Georges Eekhoud
PROZESSIONSKREUZE
Wir fuhren mühsam durch die Spurrillen der sandigen Straße und sahen schon lange die riesigen Gebäude der Strafanstalt, als mein Begleiter mit der Peitsche auf ein paar schwarze Holzkreuze deutete, die mitten im Heidekraut standen.
-Der Friedhof der Siedler!“, sagte er. Und er fügte lächelnd hinzu: „Es gibt zwölf Kreuze. Es gab nie eins, es wird nie eins mehr geben….. So schön kann Verwaltung sein.
Dann wurde er wieder ernst und verkürzte die Führungen: „Nur hier schläft der Wanderer seinen ersten guten Schlaf. Die Bienen singen ihm ihre süßen Wiegenlieder und die Natur hüllt das Grab des kleinsten Bettlers in Violett – die Farbe, die für die Trauer der Könige verwendet wird.
Wie viele stinkende Überreste sind auf diesem unkultivierten Boden zu finden: die verwüsteten Kadaver von hartgesottenen Fernfahrern oder das schmackhafte Fruchtfleisch von Neulingen!
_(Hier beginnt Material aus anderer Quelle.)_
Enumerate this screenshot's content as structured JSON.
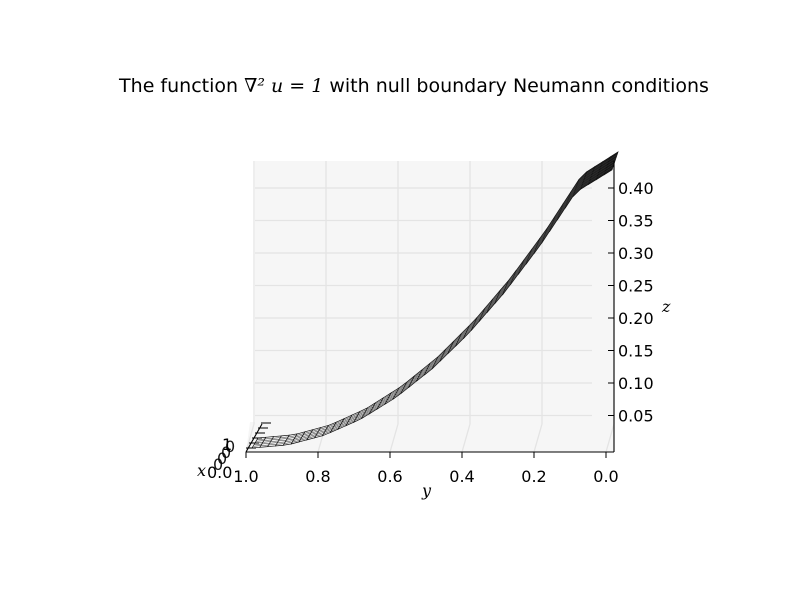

Genauso wenig wie das Fallbeil die Köpfe der Guillotinierten zählt, zählen diese zwölf Kreuze die Gräber, über die sie hinweggehen….. Bei jedem Tod entwurzelt der Totengräber das Kreuz des ältesten der zwölf letzten Toten und überdeckt damit das neue anonyme Grab…..
Sie wissen besser als ich, wie sehr der Bauer in dieser Gegend zum Wunderbaren neigt. Daher haben die Bewegungen dieser Kreuze in der Ebene seine Fantasie beflügelt. Er behauptet, dass die nomadische und widerspenstige Stimmung der vergrabenen Tölpel sich durch eine teuflische Tugend auf das erlösende Zeichen übertragen hat, das ihre körperlichen Lumpen schützen sollte. Aus eigenem Antrieb würden diese Kreuze eines nach dem anderen aufbrechen, um durch die Landschaft zu streifen. Wandernde Kreuze, Kreuze in Not! Sie streifen durch die Feenheide, wie einst die Dreschflegel und Gesetzlosen auf dem Schulhof oder auf dem Mühlstein der Mühle ihre Runden drehten. Der Bauer hat ihnen den suggestiven Namen „Prozessionskreuze“ gegeben.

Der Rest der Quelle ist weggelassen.